Part 15 : Lie

7.6K 1K 92
                                    

Setidaknya ada tiga ekor burung merpati yang hinggap dibalkon. Selalu datang setiap pagi dan sore meminta jatah makanan dari sang wanita yang kini berjongkok dan menyebarkan pakan burung digenggamannya. Merpati tahu siapa yang menyayanginya, mereka mendekati Seonna dan memiringkan kepalanya.

Seonna tersenyum, mengusap puncak kepala burung yang berdiri didekatnya. Kembali mengingat puluhan burung gereja di apartementnya dahulu. Sangat rindu, tapi tak mungkin bisa menginjakan kakinya kembali disana.

"Mereka mengotori lantainya. Sebaiknya berhenti memberi makan.

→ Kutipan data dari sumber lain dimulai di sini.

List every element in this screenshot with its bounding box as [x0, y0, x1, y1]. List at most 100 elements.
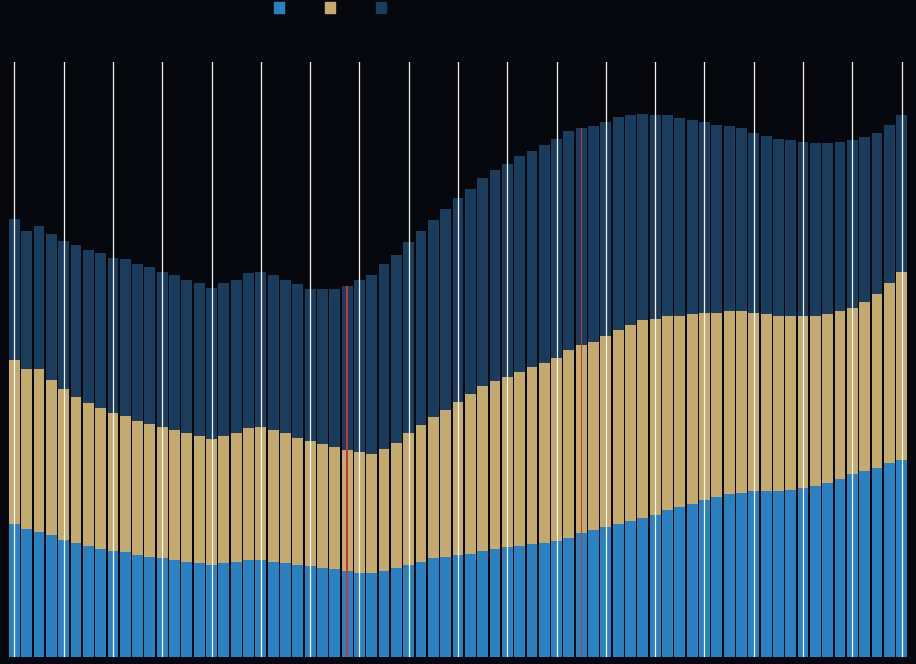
Bar [823, 314, 834, 483]
Bar [514, 546, 525, 657]
Bar [169, 275, 180, 430]
Bar [638, 321, 649, 518]
Bar [588, 343, 599, 531]
Bar [416, 231, 427, 426]
Bar [527, 367, 538, 544]
Bar [736, 127, 747, 311]
Bar [847, 308, 857, 474]
Bar [798, 142, 809, 315]
Bar [699, 501, 710, 657]
Bar [551, 358, 562, 541]
Bar [21, 529, 32, 657]
Bar [145, 267, 156, 424]
Bar [416, 426, 427, 562]
Bar [71, 397, 82, 542]
Bar [71, 245, 82, 397]
Bar [674, 507, 685, 657]
Bar [21, 231, 32, 369]
Bar [465, 189, 475, 394]
Bar [638, 518, 649, 657]
Bar [218, 436, 229, 563]
Bar [662, 315, 673, 510]
Bar [785, 140, 796, 315]
Bar [256, 427, 267, 560]
Bar [428, 418, 439, 558]
Bar [342, 571, 353, 657]
Bar [95, 253, 106, 408]
Bar [292, 438, 303, 564]
Bar [305, 441, 315, 566]
Bar [563, 538, 574, 657]
Bar [502, 547, 513, 657]
Bar [169, 560, 180, 657]
Bar [305, 566, 315, 657]
Bar [194, 563, 204, 657]
Bar [267, 430, 278, 562]
Bar [489, 170, 500, 382]
Bar [428, 220, 439, 418]
Bar [46, 234, 57, 380]
Bar [872, 293, 882, 467]
Bar [773, 491, 784, 657]
Bar [120, 416, 131, 552]
Bar [872, 467, 882, 657]
Bar [34, 532, 44, 657]
Bar [330, 569, 340, 657]
Bar [243, 428, 254, 560]
Bar [810, 315, 821, 487]
Bar [317, 568, 328, 657]
Bar [699, 313, 710, 501]
Bar [292, 564, 303, 657]
Bar [453, 402, 463, 555]
Bar [441, 410, 451, 557]
Bar [576, 127, 586, 345]
Bar [687, 120, 698, 314]
Bar [760, 491, 771, 657]
Bar [649, 515, 660, 657]
Bar [354, 452, 365, 572]
Bar [748, 491, 759, 657]
Bar [317, 289, 328, 444]
Bar [317, 444, 328, 568]
Bar [267, 562, 278, 657]
Bar [527, 151, 538, 367]
Bar [391, 254, 402, 442]
Bar [773, 315, 784, 491]
Bar [181, 562, 192, 657]
Bar [218, 283, 229, 436]
Bar [34, 226, 44, 369]
Bar [649, 116, 660, 319]
Bar [59, 240, 69, 389]
Bar [95, 549, 106, 657]
Bar [748, 313, 759, 491]
Bar [785, 315, 796, 489]
Bar [736, 311, 747, 493]
Bar [453, 555, 463, 657]
Bar [59, 540, 69, 657]
Bar [773, 139, 784, 315]
Bar [662, 116, 673, 315]
Bar [330, 448, 340, 569]
Bar [206, 288, 217, 440]
Bar [785, 489, 796, 657]
Bar [59, 389, 69, 540]
Bar [132, 420, 143, 555]
Bar [132, 555, 143, 657]
Bar [834, 142, 845, 311]
Bar [9, 218, 20, 359]
Bar [859, 137, 870, 301]
Legend: , , : , , [268, 0, 395, 20]
Bar [231, 433, 242, 562]
Bar [674, 118, 685, 315]
Bar [9, 524, 20, 657]
Bar [576, 345, 586, 533]
Bar [625, 521, 636, 657]
Bar [107, 550, 118, 657]
Bar [157, 558, 168, 657]
Bar [823, 143, 834, 314]
Bar [292, 284, 303, 438]
Bar [256, 272, 267, 427]
Bar [724, 494, 735, 657]
Bar [465, 554, 475, 657]
Bar [699, 122, 710, 313]
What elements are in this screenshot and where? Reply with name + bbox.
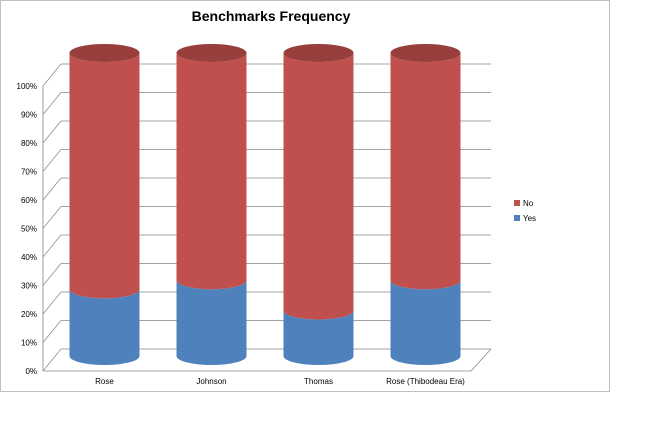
y-tick-label: 10%	[21, 339, 37, 348]
y-tick-label: 70%	[21, 168, 37, 177]
x-tick-label: Rose	[95, 377, 114, 386]
bar-cylinder	[176, 44, 247, 366]
chart-canvas: Benchmarks Frequency 0% 10% 20% 30% 40% 50% 60…	[17, 8, 537, 386]
y-tick-label: 40%	[21, 253, 37, 262]
chart-title: Benchmarks Frequency	[192, 8, 351, 24]
plot-area	[69, 44, 461, 366]
y-tick-label: 20%	[21, 310, 37, 319]
gridline-side	[42, 177, 62, 201]
legend: No Yes	[514, 199, 536, 223]
gridline-side	[42, 63, 62, 87]
gridline-side	[42, 206, 62, 229]
bar-segment-yes	[176, 280, 247, 366]
y-tick-label: 30%	[21, 282, 37, 291]
x-tick-label: Thomas	[304, 377, 333, 386]
bar-segment-yes	[390, 280, 461, 366]
y-tick-label: 0%	[25, 367, 37, 376]
gridline-side	[42, 120, 62, 144]
legend-label: Yes	[523, 214, 536, 223]
chart-area: Benchmarks Frequency 0% 10% 20% 30% 40% 50% 60…	[0, 0, 610, 392]
bar-cylinder	[283, 44, 354, 366]
floor-right-edge	[470, 348, 492, 372]
y-tick-label: 60%	[21, 196, 37, 205]
y-tick-label: 90%	[21, 111, 37, 120]
gridline-side	[42, 291, 62, 315]
bar-top-cap	[69, 44, 140, 62]
legend-swatch	[514, 200, 520, 206]
legend-label: No	[523, 199, 534, 208]
bar-top-cap	[390, 44, 461, 62]
bar-cylinder	[390, 44, 461, 366]
gridline-side	[42, 263, 62, 286]
x-tick-label: Johnson	[196, 377, 226, 386]
bar-cylinder	[69, 44, 140, 366]
bar-top-cap	[176, 44, 247, 62]
bar-segment-no	[69, 53, 140, 299]
y-tick-label: 50%	[21, 225, 37, 234]
gridline-side	[42, 92, 62, 115]
gridline-side	[42, 234, 62, 258]
bar-top-cap	[283, 44, 354, 62]
axes: 0% 10% 20% 30% 40% 50% 60% 70% 80% 90% 100% Rose Joh…	[17, 82, 492, 386]
bar-segment-yes	[69, 289, 140, 366]
bar-segment-no	[176, 53, 247, 290]
bar-segment-no	[283, 53, 354, 320]
y-tick-label: 100%	[17, 82, 37, 91]
bar-segment-yes	[283, 310, 354, 366]
gridline-side	[42, 348, 62, 372]
gridline-side	[42, 320, 62, 343]
y-tick-label: 80%	[21, 139, 37, 148]
x-tick-label: Rose (Thibodeau Era)	[386, 377, 465, 386]
legend-swatch	[514, 215, 520, 221]
bar-segment-no	[390, 53, 461, 290]
gridline-side	[42, 149, 62, 172]
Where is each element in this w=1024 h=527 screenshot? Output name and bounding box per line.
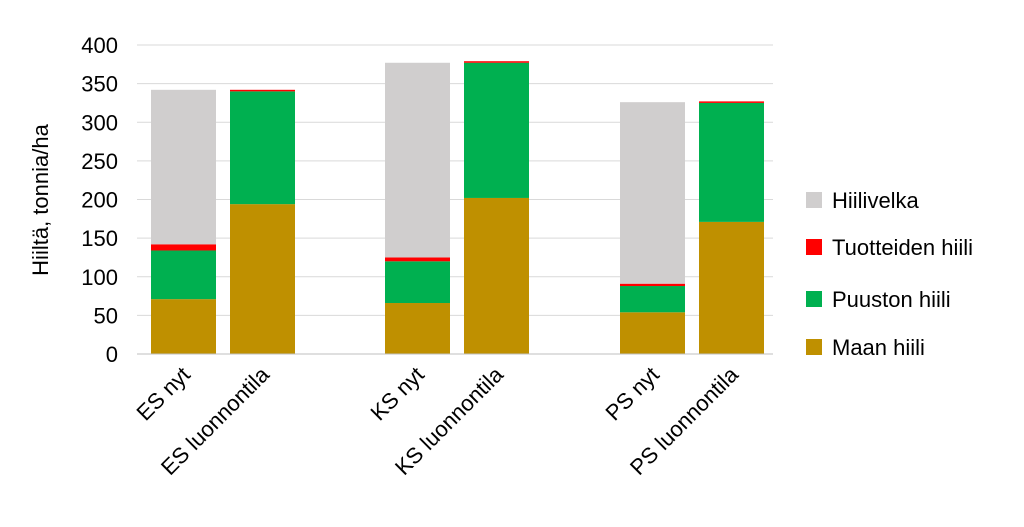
- y-tick-label: 100: [81, 265, 118, 290]
- bar-segment: [464, 197, 529, 354]
- bar-segment: [699, 221, 764, 354]
- legend-swatch: [806, 192, 822, 208]
- y-tick-label: 250: [81, 149, 118, 174]
- bar-segment: [464, 62, 529, 198]
- y-tick-label: 50: [94, 303, 118, 328]
- bar-segment: [230, 91, 295, 205]
- category-label: ES nyt: [132, 362, 196, 426]
- bar-segment: [620, 286, 685, 313]
- legend-swatch: [806, 339, 822, 355]
- legend-label: Tuotteiden hiili: [832, 235, 973, 260]
- y-tick-label: 350: [81, 72, 118, 97]
- bar-segment: [464, 61, 529, 63]
- y-axis-ticks: 0 50 100 150 200 250 300 350 400: [81, 33, 118, 367]
- bar-segment: [699, 101, 764, 103]
- bar-segment: [385, 62, 450, 258]
- bar-segment: [620, 102, 685, 284]
- y-axis-title: Hiiltä, tonnia/ha: [28, 123, 53, 275]
- bar-segment: [385, 257, 450, 262]
- bar-segment: [385, 261, 450, 304]
- legend: Hiilivelka Tuotteiden hiili Puuston hiili M…: [806, 188, 973, 360]
- legend-swatch: [806, 239, 822, 255]
- bar-segment: [620, 283, 685, 287]
- bar-segment: [230, 204, 295, 354]
- bar-segment: [151, 250, 216, 300]
- legend-label: Puuston hiili: [832, 287, 951, 312]
- y-tick-label: 150: [81, 226, 118, 251]
- legend-label: Maan hiili: [832, 335, 925, 360]
- legend-label: Hiilivelka: [832, 188, 920, 213]
- category-label: KS nyt: [366, 362, 430, 426]
- bar-segment: [151, 299, 216, 354]
- category-label: PS nyt: [601, 362, 665, 426]
- bar-segment: [385, 303, 450, 354]
- y-tick-label: 300: [81, 110, 118, 135]
- y-tick-label: 400: [81, 33, 118, 58]
- y-tick-label: 200: [81, 188, 118, 213]
- legend-swatch: [806, 291, 822, 307]
- bar-segment: [230, 89, 295, 92]
- bar-segment: [620, 312, 685, 354]
- bar-segment: [151, 89, 216, 245]
- bars: [151, 61, 764, 354]
- y-tick-label: 0: [106, 342, 118, 367]
- bar-segment: [151, 244, 216, 251]
- bar-segment: [699, 102, 764, 222]
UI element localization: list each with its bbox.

Semakin hari, semakin banyak yang datang."

Seonna mendangak, melihat Jimin bersandar di pintu. Pria itu sudah siap untuk berangkat kerja. Namun ketika dirinya tak menemukan sosok yang setiap pagi selalu memasangkan dasi di lehernya akhirnya memutuskan untuk ke balkon kamar wanita itu.

"Nanti aku akan membersihkannya." Seonna berdiri, mengambil dasi yang menggantung tak terikat di bahu Jimin.

"Di Youtube banyak video cara memakai dasi. Sejak dulu tak bisa pakai dasi, kau pikir dirimu anak tk?" Gumam Seonna sembari memasangkan dasi di leher Jimin. Sedikit kesal karena Jimin tetap tak bisa memasang dasinya meskipun sudah diajarkan berulang kali namun Seonna tetap telaten memasangkan dasi Jimin. Memberinya sebuah ikatan serapi mungkin.

"Aku sudah membeli apartement." Ucap Jimin begitu dasinya sudah terlihat sempurna di lehernya. Memang nanti ia akan mengganti pakaiannya dengan piyama namun tetap saja Jimin begitu memperhatikan penampilannya. Ia akan datang ke tempat kerjanya dengan rapi, layaknya pekerja pada umumnya.

"Wah, uangmu sudah banyak." Seonna berjinjit, merapikan rambut Jimin dengan jemarinya, "Kapan pindah darisini?"

Jimin tertawa, "Kau memang ingin aku pergi darisini ya?"

"Apartemen ini bukan milikku, aku merasa tak enak pada pemiliknya. Memang dimana kau membeli apartemen? Jangan terlalu jauh dariku. Nanti kalau aku melahirkan tak ada teman."

Jimin, pria yang begitu asing ditelinga semua orang namun begitu dikenal Seonna. Kehadirannya menambah kekuatan batin Seonna yang sempat turun beberapa minggu yang lalu. Tidak seperti Ann dan Theo yang selalu menghabiskan waktu bersama, Seonna dan Jimin jarang bertatap wajah karena harus bekerja untuk kebutuhan dan keinginan masing-masing. Mereka hanya bertemu ketika pagi hari dan malam saat makan malam.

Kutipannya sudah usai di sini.